La caractéristique essentielle de l’œuvre au point de vue forme est la brièveté. Le genre de stance choisi soit le koural est la stance la plus courte de la prosodie tamoule, un distique avec quatre pieds au premier vers et trois au second , soit au plus 23 voyelles et au moins 17 voyelles, selon la proportion des longues et des brèves. Le poète a choisi délibérément ce moule minime afin de rendre le message léger pour les destinataires. Il y est parfaitement à l’aise grâce à sa virtuosité poétique. Non seulement dans les préceptes simples mais aussi dans les distiques contenant une idée profonde et nuancée, illustrée par une image . Rendre en une langue européenne avec le même brièveté et la même saveur poétique une pensée aussi profonde avec toute sa résonance culturelle est une impossibilité . Les traducteurs sont obligés souvent d’avoir recours à plusieurs lignes pour rendre pleinement la pensée de l’auteur. Ko Vannmiga-nadane, dans sa traduction fidèle en anglais est allé une fois jusqu’à six lignes. On peut trouver chez tous les écrivains des formules brèves, mais écrire toute l’œuvre dans le même genre de stance réduite avec une esthétique impeccable est un tour de force inimitable.

Les règles de la métrique pour le genre choisi exigent une certaine répétition de sons, soit la voyelle de la même quantité au début des deux vers et la même consonne à la deuxième syllabe de deux vers.
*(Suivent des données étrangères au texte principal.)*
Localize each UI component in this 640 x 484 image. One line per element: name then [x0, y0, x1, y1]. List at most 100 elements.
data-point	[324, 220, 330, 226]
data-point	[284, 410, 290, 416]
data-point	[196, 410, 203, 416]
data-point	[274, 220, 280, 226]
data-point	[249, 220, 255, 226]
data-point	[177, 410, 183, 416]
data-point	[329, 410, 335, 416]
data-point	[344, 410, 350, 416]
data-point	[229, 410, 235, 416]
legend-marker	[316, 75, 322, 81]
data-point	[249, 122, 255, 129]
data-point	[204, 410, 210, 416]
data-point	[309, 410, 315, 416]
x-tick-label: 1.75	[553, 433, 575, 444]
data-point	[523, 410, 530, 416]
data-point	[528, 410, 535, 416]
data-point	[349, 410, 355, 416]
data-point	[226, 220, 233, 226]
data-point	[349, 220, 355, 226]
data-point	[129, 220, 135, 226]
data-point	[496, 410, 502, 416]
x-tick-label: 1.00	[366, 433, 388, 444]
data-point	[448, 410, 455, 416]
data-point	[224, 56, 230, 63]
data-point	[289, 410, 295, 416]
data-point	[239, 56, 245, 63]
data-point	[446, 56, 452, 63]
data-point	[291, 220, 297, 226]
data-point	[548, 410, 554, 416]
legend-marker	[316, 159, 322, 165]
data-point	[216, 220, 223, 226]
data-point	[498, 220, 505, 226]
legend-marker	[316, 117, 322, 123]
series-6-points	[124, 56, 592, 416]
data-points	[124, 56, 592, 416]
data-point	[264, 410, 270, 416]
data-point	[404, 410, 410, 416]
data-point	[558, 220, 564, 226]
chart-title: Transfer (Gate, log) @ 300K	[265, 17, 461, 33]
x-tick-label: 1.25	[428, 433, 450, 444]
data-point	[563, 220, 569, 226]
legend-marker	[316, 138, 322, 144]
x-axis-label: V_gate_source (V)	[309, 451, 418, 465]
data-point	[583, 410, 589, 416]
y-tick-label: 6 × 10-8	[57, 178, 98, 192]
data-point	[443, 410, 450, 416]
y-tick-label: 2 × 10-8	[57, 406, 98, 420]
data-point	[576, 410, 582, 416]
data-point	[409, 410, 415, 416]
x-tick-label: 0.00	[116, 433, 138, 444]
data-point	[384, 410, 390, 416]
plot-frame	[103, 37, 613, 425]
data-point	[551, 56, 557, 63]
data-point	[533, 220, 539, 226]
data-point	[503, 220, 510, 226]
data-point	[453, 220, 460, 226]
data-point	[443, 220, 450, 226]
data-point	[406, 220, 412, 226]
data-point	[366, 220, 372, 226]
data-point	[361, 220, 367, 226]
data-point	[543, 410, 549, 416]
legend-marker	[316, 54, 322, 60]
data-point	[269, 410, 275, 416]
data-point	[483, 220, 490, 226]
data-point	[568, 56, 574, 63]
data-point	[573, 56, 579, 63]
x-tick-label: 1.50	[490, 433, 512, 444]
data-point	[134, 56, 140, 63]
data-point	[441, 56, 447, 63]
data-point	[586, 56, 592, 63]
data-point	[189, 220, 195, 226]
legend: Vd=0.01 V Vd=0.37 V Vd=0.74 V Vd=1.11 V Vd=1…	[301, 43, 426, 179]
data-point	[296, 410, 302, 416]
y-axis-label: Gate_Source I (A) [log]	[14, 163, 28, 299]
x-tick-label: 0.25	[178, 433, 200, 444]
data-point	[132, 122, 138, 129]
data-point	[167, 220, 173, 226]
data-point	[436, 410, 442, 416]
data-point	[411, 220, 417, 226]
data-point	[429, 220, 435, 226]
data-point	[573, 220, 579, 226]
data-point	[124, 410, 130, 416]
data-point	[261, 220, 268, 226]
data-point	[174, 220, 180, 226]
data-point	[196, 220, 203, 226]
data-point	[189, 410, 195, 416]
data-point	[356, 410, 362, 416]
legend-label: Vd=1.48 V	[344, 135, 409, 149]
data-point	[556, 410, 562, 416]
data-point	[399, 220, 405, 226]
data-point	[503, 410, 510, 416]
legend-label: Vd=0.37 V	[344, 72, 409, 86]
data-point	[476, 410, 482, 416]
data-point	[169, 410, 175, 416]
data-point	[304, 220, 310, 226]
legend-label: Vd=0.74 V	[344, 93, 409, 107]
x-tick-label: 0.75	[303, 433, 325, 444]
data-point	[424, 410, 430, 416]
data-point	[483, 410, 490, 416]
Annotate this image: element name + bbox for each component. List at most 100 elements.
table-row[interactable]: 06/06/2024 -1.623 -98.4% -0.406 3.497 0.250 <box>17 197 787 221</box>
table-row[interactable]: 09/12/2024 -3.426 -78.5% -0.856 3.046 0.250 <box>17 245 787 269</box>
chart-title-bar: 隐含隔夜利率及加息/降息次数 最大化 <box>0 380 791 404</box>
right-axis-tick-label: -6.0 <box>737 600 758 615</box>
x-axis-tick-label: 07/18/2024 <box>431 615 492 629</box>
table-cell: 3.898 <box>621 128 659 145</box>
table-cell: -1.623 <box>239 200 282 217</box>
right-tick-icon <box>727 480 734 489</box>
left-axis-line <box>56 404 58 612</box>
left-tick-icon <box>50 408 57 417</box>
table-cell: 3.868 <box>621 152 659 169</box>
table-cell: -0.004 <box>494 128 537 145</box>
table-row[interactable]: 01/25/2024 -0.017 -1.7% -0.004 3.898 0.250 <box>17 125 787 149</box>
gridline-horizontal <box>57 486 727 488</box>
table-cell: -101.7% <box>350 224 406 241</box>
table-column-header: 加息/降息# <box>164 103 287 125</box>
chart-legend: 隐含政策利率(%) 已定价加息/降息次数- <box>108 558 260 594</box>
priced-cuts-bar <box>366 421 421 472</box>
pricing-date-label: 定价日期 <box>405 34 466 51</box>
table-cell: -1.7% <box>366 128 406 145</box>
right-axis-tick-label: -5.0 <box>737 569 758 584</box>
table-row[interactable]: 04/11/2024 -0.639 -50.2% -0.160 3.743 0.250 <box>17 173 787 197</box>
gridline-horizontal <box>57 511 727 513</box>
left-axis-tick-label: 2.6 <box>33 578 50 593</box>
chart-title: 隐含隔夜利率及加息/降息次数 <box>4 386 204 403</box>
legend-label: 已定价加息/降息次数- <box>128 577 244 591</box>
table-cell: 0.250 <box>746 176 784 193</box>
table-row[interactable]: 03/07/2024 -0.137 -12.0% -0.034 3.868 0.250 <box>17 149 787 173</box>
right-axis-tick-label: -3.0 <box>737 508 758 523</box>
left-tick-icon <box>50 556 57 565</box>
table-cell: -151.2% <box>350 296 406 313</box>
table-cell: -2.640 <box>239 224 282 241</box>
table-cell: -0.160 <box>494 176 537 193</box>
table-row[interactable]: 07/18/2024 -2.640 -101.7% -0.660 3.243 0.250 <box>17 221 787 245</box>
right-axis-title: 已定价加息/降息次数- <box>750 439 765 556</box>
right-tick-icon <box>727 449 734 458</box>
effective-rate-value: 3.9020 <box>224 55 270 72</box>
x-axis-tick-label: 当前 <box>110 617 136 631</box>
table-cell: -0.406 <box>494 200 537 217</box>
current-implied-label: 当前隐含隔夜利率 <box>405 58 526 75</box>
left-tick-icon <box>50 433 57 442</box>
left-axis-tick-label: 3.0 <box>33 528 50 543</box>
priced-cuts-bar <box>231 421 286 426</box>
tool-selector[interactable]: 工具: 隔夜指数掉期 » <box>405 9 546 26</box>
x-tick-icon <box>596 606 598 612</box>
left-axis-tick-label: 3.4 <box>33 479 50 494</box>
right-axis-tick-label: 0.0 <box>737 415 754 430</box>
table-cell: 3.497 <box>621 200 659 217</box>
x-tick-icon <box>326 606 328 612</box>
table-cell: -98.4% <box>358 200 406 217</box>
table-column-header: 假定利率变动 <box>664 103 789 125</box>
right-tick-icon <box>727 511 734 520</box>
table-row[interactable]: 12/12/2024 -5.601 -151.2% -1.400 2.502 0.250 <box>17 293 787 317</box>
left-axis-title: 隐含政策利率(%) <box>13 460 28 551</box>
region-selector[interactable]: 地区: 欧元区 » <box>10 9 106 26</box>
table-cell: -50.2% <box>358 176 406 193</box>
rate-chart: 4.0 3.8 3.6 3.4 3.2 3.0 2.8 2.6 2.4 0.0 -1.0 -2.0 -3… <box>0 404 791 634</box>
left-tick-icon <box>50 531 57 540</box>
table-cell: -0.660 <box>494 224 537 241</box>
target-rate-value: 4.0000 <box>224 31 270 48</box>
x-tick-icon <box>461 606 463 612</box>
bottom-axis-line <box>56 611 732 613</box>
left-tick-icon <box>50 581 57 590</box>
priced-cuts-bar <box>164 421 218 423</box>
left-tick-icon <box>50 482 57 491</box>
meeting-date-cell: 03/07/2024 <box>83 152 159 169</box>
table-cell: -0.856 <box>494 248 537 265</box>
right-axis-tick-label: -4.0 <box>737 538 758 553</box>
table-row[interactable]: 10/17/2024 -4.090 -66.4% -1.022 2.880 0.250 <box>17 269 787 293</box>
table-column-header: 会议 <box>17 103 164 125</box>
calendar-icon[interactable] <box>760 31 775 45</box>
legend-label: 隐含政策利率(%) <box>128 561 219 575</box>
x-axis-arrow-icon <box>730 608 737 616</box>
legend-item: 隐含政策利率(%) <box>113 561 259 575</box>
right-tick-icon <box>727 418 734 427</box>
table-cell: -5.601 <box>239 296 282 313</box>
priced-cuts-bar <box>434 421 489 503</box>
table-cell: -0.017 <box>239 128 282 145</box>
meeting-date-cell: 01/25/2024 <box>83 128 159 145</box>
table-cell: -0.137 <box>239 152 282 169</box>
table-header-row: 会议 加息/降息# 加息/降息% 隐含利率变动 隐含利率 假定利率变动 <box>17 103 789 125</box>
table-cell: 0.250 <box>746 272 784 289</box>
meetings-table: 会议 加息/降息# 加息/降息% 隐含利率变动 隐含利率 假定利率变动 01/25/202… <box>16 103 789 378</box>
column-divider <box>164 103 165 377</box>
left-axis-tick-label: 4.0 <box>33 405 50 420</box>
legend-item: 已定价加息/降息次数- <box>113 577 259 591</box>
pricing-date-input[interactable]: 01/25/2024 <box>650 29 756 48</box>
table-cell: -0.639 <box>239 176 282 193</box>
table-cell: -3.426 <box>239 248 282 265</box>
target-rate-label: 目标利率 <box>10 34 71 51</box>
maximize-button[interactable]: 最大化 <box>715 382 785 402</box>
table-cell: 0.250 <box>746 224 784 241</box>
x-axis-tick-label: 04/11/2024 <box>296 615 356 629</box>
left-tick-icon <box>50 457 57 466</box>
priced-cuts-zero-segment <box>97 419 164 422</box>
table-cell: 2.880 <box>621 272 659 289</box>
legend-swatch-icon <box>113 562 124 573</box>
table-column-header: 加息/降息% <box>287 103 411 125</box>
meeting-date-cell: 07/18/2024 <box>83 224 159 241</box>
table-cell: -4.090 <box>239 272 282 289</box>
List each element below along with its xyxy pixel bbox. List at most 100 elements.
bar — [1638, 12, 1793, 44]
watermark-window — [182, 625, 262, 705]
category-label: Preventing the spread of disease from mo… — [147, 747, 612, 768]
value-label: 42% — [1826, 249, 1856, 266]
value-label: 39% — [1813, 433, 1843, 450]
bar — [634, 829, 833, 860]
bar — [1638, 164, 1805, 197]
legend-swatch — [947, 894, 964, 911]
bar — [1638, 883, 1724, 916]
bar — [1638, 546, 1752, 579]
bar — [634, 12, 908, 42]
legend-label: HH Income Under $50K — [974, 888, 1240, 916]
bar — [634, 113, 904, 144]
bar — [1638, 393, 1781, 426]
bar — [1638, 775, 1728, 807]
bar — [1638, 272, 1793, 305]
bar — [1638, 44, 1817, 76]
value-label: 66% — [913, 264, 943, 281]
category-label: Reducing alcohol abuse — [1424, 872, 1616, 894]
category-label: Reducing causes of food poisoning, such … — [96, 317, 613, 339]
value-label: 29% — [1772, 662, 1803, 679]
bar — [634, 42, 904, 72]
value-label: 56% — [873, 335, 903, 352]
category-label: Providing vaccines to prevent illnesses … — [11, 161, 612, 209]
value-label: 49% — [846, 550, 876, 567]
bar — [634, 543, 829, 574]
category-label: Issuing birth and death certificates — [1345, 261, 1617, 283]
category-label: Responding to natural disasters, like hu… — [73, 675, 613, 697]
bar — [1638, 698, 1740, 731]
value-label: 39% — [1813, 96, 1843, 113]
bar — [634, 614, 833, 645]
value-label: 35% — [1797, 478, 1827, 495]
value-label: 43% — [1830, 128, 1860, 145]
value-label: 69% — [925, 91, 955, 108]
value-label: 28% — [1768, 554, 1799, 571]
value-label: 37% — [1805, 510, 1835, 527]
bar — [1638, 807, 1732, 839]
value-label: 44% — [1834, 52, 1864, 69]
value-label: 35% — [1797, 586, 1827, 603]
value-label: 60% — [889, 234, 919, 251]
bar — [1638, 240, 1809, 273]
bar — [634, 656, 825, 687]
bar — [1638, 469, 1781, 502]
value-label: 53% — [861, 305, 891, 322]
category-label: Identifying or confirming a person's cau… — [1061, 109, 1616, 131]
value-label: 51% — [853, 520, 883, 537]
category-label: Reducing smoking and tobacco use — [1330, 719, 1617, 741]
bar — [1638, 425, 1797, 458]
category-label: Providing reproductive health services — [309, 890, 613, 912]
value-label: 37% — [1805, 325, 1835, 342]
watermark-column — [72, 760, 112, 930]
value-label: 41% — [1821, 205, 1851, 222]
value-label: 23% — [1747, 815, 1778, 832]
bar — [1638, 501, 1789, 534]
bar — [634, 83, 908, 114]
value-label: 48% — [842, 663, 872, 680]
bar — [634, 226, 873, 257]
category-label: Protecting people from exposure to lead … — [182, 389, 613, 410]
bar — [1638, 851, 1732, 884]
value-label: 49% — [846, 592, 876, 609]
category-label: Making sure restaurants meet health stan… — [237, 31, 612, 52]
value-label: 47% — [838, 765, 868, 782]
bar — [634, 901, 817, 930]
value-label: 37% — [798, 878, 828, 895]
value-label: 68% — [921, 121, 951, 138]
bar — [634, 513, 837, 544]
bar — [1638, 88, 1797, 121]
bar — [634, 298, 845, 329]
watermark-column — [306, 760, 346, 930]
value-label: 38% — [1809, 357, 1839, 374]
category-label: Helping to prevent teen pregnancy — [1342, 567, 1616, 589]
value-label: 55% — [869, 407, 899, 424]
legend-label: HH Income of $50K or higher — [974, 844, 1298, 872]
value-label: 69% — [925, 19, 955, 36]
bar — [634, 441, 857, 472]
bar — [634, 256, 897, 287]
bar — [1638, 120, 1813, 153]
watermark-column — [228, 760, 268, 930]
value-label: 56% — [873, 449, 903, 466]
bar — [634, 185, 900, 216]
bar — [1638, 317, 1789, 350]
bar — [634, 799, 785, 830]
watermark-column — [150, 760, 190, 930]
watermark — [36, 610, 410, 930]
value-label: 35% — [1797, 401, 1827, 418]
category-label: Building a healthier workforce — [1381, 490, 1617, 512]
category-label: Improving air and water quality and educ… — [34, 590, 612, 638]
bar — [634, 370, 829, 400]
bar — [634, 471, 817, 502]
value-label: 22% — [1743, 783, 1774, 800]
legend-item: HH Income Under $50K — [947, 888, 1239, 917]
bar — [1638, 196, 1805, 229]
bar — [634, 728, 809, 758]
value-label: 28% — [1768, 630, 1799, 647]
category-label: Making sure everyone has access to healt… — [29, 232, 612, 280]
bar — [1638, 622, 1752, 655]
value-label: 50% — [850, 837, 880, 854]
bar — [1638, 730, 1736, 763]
Ce n’est nullement une contrainte pour ce magicien du verbe qui a le don de jongler avec les mots. Il prend plaisir à ajouter les similitudes de sons dans le distique partout où il le peut sans introduire une cheville et sans dam à l’idée à exprimer. Il en résulte de nombreuses allitérations. Cela facilite la mémorisation et accroît le plaisir musculaire de dire les vers. Les distiques une fois appris continuent à danser dans l’esprit. L’indianiste François Gros estime que chaque distique est un diamant à facettes.

Ce procédé conduit parfois l’auteur à reprendre le même mot plusieurs fois, une fois à six reprises dans le même distique. Voici un exemple de quatre reprises:

Manque des manques est manque de discernement manque du reste n’est pas considéré comme manque

Cette répétition de mots lui est rendue aisée par les sens différents que peut prendre le même mot. Par exemple :

Quel que soit l’objet, quelle qu’en soit la source, Intelligence du vrai objet de cet objet / Est vraie intelligence

Pour terminer

Le Koural se place parmi les œuvres didactiques de la littérature tamoule, mais il se détache nettement du reste par sa haute qualité provenant de l’expertise de l’auteur dans toutes les matières concernant la vie, de la grandeur des idées, de la valeur universelle du message de l’analyse poussée et délicate des sentiments, de l’art de la présentation , de la magnificence des images et des merveilles du style. Il atteint le sublime.

Tirouvalouvar, aborde la vie franc de tout préjugé, de toute religion ; il ne perd pas son énergie à combattre les doctrines qui ont cours autour de lui et qu’il connaît bien. Il n’en garde que la capacité de sonder le cœur humain dans tous ses retranchements, à sa façon, avec son esprit supérieur. Il nous initie aux subtilités. Libre de tout ’isme’, il propose une manière de vivre qui est un humanisme naturel, sans qualificatif, basé uniquement sur la condition humaine.

Cette œuvre unique en contenu est coulée dans une langue claire, variée, imagée, percutante, chatouillant l’oreille et agréable à prononcer. Elle est conçue pour fixer l’idée dans l’esprit et atteint bien son objectif. A chaque nouvelle lecture on y découvre une nouvelle signification , un nouveau charme. Chaque pensée est contenue dans une stance très brève. Les plus compliquées y entrent comme un serpent dans sa corbeille étroite, les plus simples prennent du relief sous son stylet. Cela tient du miracle.

Il est possible de présenter cette œuvre plus en détail que je ne l’ai fait dans le cadre de cet article. On peut aussi prendre plaisir à l’expliquer, mais la traduire c’est engager un combat perdu d’avance. Aussi toute approche du Tirou-koural risque-t-elle de laisser le lecteur étranger sur sa faim, d’où peut-être sa fascination.